In one group of variable stars the period of light fluctuation is directly dependent on luminosity, and knowledge of this fact enables astronomers to utilize such suns as universe lighthouses or accurate measuring points for the further exploration of distant star clusters. By this technique it is possible to measure stellar distances most precisely up to more than one million light-years."  (P. 456)

When astronomers first started using the Cepheid variables as standard candles, two million light years was about the limit of distances they could measure using this technique due to atmospheric distortion. Now, with improved terrestrial telescopes and the now repaired space-based Hubble telescope, that range has been pushed out to 60 million light years or more. Recently, this improvement in seeing has enabled astronomers to measure the distance to a galaxy in the Virgo cluster. The distance actually measured using Cepheid variable stars in the M100 galaxy was 56 million light years. Being able to measure galaxies at this distance also allows  astronomers to determine a value for Hubble's constant, which is important in determining the age of the universe.
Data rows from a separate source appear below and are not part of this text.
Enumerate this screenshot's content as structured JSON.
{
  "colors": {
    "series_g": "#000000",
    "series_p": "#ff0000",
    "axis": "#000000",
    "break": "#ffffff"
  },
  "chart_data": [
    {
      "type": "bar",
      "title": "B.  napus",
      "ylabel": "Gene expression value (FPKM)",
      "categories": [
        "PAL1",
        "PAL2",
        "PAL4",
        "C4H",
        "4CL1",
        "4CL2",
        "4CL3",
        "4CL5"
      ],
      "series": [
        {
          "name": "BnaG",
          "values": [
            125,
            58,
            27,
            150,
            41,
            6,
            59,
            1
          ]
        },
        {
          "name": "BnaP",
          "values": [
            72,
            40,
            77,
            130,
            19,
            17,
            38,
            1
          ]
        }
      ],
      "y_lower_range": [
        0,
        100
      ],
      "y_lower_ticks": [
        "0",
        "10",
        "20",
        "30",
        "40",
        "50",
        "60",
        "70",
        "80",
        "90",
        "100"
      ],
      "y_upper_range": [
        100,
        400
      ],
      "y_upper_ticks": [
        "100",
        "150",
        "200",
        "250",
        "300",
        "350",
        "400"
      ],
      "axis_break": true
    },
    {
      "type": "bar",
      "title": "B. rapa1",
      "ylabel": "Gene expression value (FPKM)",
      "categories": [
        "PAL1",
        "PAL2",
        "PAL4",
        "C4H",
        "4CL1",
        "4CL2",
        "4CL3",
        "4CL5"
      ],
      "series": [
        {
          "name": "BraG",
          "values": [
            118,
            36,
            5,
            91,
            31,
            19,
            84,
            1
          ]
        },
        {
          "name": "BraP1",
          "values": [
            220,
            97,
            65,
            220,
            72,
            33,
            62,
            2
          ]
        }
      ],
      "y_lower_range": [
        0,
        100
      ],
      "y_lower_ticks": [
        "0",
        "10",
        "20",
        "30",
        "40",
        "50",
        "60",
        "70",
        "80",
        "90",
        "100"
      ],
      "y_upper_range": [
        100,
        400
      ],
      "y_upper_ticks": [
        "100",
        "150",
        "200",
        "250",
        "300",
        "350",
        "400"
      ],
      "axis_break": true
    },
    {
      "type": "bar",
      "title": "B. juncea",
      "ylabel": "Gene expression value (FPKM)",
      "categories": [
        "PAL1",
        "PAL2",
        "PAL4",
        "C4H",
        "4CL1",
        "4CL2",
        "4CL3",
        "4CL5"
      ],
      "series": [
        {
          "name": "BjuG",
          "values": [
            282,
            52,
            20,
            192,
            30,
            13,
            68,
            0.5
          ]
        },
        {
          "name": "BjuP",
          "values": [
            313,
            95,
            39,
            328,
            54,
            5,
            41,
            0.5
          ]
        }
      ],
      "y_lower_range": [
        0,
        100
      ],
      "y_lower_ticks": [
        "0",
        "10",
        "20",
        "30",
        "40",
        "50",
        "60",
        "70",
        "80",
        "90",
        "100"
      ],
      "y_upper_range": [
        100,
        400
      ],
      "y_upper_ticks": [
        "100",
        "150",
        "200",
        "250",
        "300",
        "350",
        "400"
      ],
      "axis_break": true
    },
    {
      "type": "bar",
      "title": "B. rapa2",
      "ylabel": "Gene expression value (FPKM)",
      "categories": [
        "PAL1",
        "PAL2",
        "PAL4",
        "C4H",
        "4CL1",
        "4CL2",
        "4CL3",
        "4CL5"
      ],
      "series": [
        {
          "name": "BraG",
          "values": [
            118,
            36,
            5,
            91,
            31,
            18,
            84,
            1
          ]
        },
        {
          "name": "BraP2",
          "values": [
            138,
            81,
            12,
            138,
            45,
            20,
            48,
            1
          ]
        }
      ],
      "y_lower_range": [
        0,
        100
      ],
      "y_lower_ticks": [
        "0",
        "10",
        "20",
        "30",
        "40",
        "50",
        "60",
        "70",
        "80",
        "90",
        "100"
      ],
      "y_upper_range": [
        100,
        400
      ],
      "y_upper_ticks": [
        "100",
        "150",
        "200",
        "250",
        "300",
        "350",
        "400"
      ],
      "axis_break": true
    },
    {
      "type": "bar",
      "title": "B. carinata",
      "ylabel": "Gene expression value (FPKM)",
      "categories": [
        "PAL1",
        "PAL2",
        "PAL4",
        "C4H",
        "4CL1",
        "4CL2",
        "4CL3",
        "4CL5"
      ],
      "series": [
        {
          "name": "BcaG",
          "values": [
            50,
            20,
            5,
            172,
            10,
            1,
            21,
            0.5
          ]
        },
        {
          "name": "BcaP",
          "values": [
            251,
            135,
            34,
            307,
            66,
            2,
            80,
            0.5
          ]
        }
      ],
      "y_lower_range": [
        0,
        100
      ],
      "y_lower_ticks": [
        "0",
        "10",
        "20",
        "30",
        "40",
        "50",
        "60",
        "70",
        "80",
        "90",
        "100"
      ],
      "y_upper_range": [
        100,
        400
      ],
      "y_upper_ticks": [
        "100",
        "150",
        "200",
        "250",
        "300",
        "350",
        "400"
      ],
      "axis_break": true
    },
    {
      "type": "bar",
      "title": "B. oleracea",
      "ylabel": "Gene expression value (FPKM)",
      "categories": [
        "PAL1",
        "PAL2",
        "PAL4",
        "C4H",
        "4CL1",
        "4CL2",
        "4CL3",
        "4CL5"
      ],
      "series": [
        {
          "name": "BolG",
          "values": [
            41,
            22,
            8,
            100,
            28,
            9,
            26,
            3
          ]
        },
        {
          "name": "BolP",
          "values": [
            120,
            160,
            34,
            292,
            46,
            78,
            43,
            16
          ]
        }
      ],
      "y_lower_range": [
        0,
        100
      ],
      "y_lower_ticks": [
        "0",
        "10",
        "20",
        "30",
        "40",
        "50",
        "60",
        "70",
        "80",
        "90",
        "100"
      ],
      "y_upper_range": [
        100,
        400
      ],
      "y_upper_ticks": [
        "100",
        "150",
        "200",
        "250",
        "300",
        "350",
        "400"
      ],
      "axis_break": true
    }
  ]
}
   As recently as five years ago, the value of Hubble's constant so obtained, when combined with so-called critical density measurements, indicated that the age of universe was less than 10 billion years. This was rather embarrassing because there were stars in globular clusters calculated to be as much as 13 or 14 billion years old.  Will the cosmologists be able to apply another patch to keep the Big Bang theory limping along, or are their backs up against the wall?